One example of cherry-picking, particularly with regard to data-driven journalism, is the widely argued subject of climate change. There have been articles that claim it’s a fact and that humans are partly responsible, and there have been articles denouncing it. Of late though, there is growing consensus that climate change is a very real problem and a threatening one. Irrespective, the debate on the various effects of climate change continues to exist. In an article posted on 19 March 2014, blogger Roger Pielke Jr., reporting for FiveThirtyEight, wrote about how the increasing costs of disasters in recent times are just the result of increasing worldwide wealth, and have nothing to do with climate change. However, in a counter article published by The Guardian, reporter Dana Nuccitelli elaborates on how Pielke’s article is a misrepresentation on the following accounts:
- Pielke speaks of disasters as one category. However, while the increasing costs of earthquakes (one type of disaster) can be accounted for by increasing global GDP, the increased frequency and costs of storms and floods (other disaster categories) cannot be fully explained by the wealth factor.
- Pielke’s posts mention nothing about the studies that have found the exact opposite effect evidencing human-caused climate change to be a potential attribute of increased damage caused by hurricanes.
- Pielke’s research does not account for engineering and building law improvements that have contributed to a decline in hurricane damage, thereby lowering the total damage cost estimates and underestimating this measure.

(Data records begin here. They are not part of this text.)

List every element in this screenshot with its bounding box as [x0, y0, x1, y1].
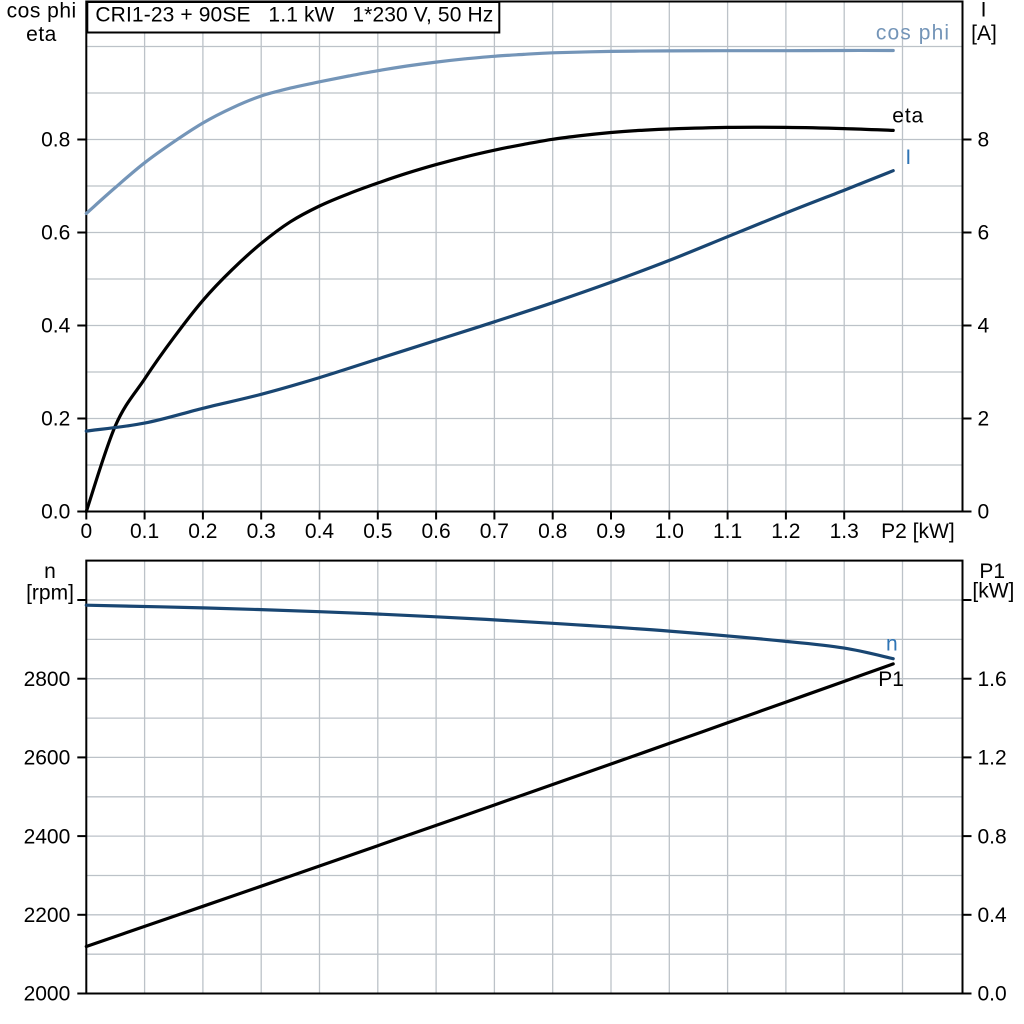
svg-text:0.4: 0.4 — [41, 315, 71, 338]
svg-text:0.4: 0.4 — [978, 904, 1008, 927]
svg-text:0.0: 0.0 — [41, 501, 70, 524]
svg-text:0.9: 0.9 — [596, 520, 625, 543]
svg-text:P1: P1 — [878, 668, 904, 691]
svg-text:CRI1-23 + 90SE 1.1 kW 1*23: CRI1-23 + 90SE 1.1 kW 1*230 V, 50 Hz — [95, 3, 493, 26]
svg-text:[A]: [A] — [971, 22, 997, 45]
svg-text:2200: 2200 — [24, 904, 71, 927]
svg-text:1.3: 1.3 — [830, 520, 859, 543]
svg-text:1.0: 1.0 — [655, 520, 684, 543]
svg-text:1.2: 1.2 — [771, 520, 800, 543]
svg-text:0.8: 0.8 — [978, 825, 1007, 848]
svg-text:0.0: 0.0 — [978, 983, 1007, 1006]
svg-text:0.6: 0.6 — [421, 520, 450, 543]
svg-text:0.2: 0.2 — [41, 408, 70, 431]
svg-text:P2 [kW]: P2 [kW] — [881, 520, 955, 543]
svg-text:I: I — [981, 0, 987, 22]
svg-text:1.6: 1.6 — [978, 668, 1007, 691]
svg-text:0.2: 0.2 — [188, 520, 217, 543]
svg-text:eta: eta — [26, 23, 57, 46]
svg-text:0.1: 0.1 — [130, 520, 159, 543]
svg-text:0.3: 0.3 — [247, 520, 276, 543]
svg-text:0: 0 — [80, 520, 92, 543]
svg-text:2: 2 — [978, 408, 990, 431]
svg-text:2600: 2600 — [24, 747, 71, 770]
svg-text:0.6: 0.6 — [41, 222, 70, 245]
svg-text:0.5: 0.5 — [363, 520, 392, 543]
svg-text:I: I — [905, 146, 911, 169]
svg-text:1.2: 1.2 — [978, 747, 1007, 770]
svg-text:2400: 2400 — [24, 825, 71, 848]
svg-text:1.1: 1.1 — [713, 520, 742, 543]
svg-text:eta: eta — [892, 105, 924, 128]
svg-text:8: 8 — [978, 129, 990, 152]
svg-text:cos phi: cos phi — [876, 22, 950, 45]
svg-text:0.8: 0.8 — [538, 520, 567, 543]
svg-text:0.7: 0.7 — [480, 520, 509, 543]
svg-text:0.8: 0.8 — [41, 129, 70, 152]
svg-text:6: 6 — [978, 222, 990, 245]
svg-text:2800: 2800 — [24, 668, 71, 691]
svg-text:[rpm]: [rpm] — [26, 582, 74, 605]
svg-text:2000: 2000 — [24, 983, 71, 1006]
svg-text:n: n — [886, 633, 898, 656]
svg-text:0.4: 0.4 — [305, 520, 335, 543]
svg-text:0: 0 — [978, 501, 990, 524]
svg-text:P1: P1 — [979, 560, 1005, 583]
svg-text:n: n — [44, 560, 56, 583]
svg-text:[kW]: [kW] — [972, 580, 1014, 603]
svg-text:cos phi: cos phi — [7, 0, 77, 22]
svg-text:4: 4 — [978, 315, 990, 338]
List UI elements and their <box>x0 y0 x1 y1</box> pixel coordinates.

The above example is thus an illustration of how cherry-picking can characterize the more fact-based data-driven journalism as well.
So what’s the solution?
“I know that most men—not only those considered clever, but even those who are very clever, and capable of understanding most difficult scientific, mathematical, or philosophic problems—can very seldom discern even the simplest and most obvious truth if it be such as to oblige them to admit the falsity of conclusions they have formed, perhaps with much difficulty—conclusions of which they are proud, which they have taught to others, and on which they have built their lives.”
–“What is Art?”, Tolstoy
In my opinion, the only way we can refrain from cherry-picking is by first openly acknowledging that however unbiased and objective we attempt to be, by virtue of our cognitive biases, we will always be prone to such a fallacy. Once we accept our weakness, we can tackle it better. In an article published in 2013 in the Journal of Mass Media Ethics, academician Sue Ellen Christian proposes at least two interesting journalistic best practices, among others, that can reduce such cognitive biases in particular:
- Think about how we think; i.e. explore our cognitive prejudices and tendencies
- Counterargue and consider the opposite side of the story
Further, in reference to the field of data journalism in particular, online journalist and blogger Paul Bradshaw mentions two starting-points: “either you have a question that needs data, or a dataset that needs questioning.” Even though cherry-picking could characterize both these routes, maybe the latter path can better withstand the cognitive bias and be a more objective way of arriving at your story.